Nastąpiła chwila ciszy. Jaką miał teraz mimikę Słoneczny Fragment? Co mógł teraz o nim pomyśleć? Nie wiedział. Nie chciał wiedzieć. To wszystko go już nie obchodziło.
Potem poczuł, jak cielsko kocura się do niego przybliża. Długa, ruda sierść była blisko jego twarzy, a ogon kota powoli obejmował ciałko Śniącej Łapy.
— Już dobrze — mruknął uspokajająco Słoneczny Fragment.

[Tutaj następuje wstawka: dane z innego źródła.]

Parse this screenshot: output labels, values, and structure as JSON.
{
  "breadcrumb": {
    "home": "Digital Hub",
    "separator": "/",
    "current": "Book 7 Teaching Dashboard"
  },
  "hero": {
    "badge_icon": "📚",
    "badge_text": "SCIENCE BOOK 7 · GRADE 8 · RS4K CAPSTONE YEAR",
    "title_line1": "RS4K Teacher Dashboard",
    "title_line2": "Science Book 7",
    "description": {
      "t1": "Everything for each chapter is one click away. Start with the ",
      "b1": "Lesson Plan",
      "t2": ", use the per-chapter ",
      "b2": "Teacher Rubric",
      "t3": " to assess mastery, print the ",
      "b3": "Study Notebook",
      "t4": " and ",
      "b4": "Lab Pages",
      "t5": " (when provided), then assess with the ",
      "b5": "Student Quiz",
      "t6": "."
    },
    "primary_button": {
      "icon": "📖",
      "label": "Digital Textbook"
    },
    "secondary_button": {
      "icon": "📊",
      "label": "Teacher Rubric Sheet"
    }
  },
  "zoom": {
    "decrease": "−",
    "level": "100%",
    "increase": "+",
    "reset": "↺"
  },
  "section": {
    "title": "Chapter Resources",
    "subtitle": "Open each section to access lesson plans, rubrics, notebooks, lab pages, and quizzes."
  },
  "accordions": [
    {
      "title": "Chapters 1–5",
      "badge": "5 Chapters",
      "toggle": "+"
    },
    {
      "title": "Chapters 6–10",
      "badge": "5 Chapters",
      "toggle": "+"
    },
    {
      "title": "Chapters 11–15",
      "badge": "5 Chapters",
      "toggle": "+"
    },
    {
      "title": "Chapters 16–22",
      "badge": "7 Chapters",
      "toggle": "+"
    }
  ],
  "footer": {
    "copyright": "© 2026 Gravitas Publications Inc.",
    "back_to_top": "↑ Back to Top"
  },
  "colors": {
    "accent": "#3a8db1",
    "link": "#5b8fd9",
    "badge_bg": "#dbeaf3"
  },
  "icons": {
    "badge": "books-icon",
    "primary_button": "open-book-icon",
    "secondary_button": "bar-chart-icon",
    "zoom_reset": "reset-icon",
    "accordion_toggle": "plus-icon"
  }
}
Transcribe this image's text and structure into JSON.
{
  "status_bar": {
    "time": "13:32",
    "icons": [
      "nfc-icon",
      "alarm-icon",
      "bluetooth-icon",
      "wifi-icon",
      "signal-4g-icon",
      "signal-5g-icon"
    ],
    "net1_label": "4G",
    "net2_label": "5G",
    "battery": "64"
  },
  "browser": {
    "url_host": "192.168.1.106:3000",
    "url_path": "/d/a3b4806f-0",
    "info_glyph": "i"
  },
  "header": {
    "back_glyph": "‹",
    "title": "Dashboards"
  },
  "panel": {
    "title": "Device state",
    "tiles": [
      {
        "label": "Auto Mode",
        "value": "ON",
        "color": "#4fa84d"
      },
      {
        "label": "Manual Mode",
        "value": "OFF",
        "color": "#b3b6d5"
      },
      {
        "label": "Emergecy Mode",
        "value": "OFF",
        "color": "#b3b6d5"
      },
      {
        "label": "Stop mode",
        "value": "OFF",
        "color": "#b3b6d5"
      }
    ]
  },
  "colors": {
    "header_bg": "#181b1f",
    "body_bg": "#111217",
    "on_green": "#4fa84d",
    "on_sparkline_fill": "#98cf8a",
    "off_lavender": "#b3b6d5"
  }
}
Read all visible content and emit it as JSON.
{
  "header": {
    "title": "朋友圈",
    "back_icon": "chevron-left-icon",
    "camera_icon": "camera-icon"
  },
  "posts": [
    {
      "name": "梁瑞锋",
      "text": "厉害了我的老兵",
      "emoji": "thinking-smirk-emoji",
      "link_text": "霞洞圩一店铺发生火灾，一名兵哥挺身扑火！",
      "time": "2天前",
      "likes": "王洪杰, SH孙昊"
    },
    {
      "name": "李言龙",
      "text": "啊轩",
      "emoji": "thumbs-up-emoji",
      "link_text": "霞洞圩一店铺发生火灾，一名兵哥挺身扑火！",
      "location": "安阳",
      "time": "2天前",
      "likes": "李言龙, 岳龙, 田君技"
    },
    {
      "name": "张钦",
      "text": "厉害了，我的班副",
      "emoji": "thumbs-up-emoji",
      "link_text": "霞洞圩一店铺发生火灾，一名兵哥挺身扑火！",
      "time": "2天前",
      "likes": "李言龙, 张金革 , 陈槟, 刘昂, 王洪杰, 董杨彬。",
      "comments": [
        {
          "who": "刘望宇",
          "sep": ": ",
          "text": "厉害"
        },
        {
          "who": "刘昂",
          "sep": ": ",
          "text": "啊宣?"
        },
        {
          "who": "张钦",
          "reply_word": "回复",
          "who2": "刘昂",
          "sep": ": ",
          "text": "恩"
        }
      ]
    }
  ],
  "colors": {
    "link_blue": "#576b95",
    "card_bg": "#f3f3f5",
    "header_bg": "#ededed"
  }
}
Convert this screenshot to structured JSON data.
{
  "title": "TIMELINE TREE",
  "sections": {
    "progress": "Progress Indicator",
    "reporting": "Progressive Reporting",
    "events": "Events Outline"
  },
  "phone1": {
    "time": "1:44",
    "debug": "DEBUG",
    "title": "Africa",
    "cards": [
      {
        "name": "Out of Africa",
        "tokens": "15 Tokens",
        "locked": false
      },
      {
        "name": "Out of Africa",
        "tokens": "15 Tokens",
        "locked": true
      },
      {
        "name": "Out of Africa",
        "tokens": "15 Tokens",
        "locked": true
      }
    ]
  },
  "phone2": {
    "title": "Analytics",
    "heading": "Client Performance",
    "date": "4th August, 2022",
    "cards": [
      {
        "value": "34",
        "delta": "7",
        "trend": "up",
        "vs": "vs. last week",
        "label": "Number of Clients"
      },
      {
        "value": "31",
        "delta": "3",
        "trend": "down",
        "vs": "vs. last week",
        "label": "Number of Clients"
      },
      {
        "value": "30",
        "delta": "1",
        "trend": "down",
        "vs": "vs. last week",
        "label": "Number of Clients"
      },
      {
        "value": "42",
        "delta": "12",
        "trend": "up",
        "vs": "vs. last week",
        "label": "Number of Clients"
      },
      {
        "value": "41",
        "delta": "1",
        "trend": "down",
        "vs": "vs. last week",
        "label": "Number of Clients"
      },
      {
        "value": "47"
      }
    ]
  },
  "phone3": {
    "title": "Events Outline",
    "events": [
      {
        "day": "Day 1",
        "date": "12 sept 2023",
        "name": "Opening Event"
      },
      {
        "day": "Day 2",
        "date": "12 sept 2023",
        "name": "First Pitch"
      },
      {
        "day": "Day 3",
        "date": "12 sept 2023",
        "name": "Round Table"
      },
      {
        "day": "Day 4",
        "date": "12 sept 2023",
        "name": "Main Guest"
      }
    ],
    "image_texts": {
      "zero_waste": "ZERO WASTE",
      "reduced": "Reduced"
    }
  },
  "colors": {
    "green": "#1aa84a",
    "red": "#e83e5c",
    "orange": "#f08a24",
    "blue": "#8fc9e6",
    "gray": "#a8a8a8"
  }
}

Wtulił się głębiej w futro mentora, płacząc jeszcze mocniej. Trwali tak jeszcze przez dłuższą chwilę. Kocur nic więcej już nie powiedział. Dopiero w momencie, gdy Śniąca Łapa przestał płakać, ten odezwał się:
— Zmiana może być trudna, ale musisz się skupić na możliwościach, które stają przed tobą otworem. Lubisz tunele, prawda? Pomyśl, że dzięki szkoleniu będziesz mógł spędzać w nich większość swojego dnia. Królicza Gwiazda właśnie dlatego zdecydował, abyś uczył się na przewodnika. Chyba nie chcesz zawieść lidera? — mówił spokojnie, opanowanym głosem.
— Nie chcę… — mruknął Śniąca Łapa. — Ale… To przytłaczające. Ta cała uwaga na mnie… Ja przecież nie podołam. Zawiodę ich wszystkich. Króliczą Gwiazdę, matkę…
— Ale czemu od razu zakładasz, że nie podołasz? — spytał skonfundowany. — Widzę przed sobą ambitnego kociaka, pełnego pasji do tuneli. Jedyne, co musisz zrobić, to dać z siebie wszystko. Jeśli przyłożysz się do pracy nad sobą, to ich nie zawiedziesz. Jesteś w końcu dzielnym chłopcem, prawda? — zauważył.
Przez chwilę Śniak milczał, dając przesiąknąć przez swój mózg wyłożonym na tace informacjom. Może miał rację…?
Wtulił się głębiej w miękką sierść mentora.
— Od jutra zaczynamy trening? — zapytał w końcu, przerywając ciszę.
— Tak, jutro rano idziemy na pierwszy trening.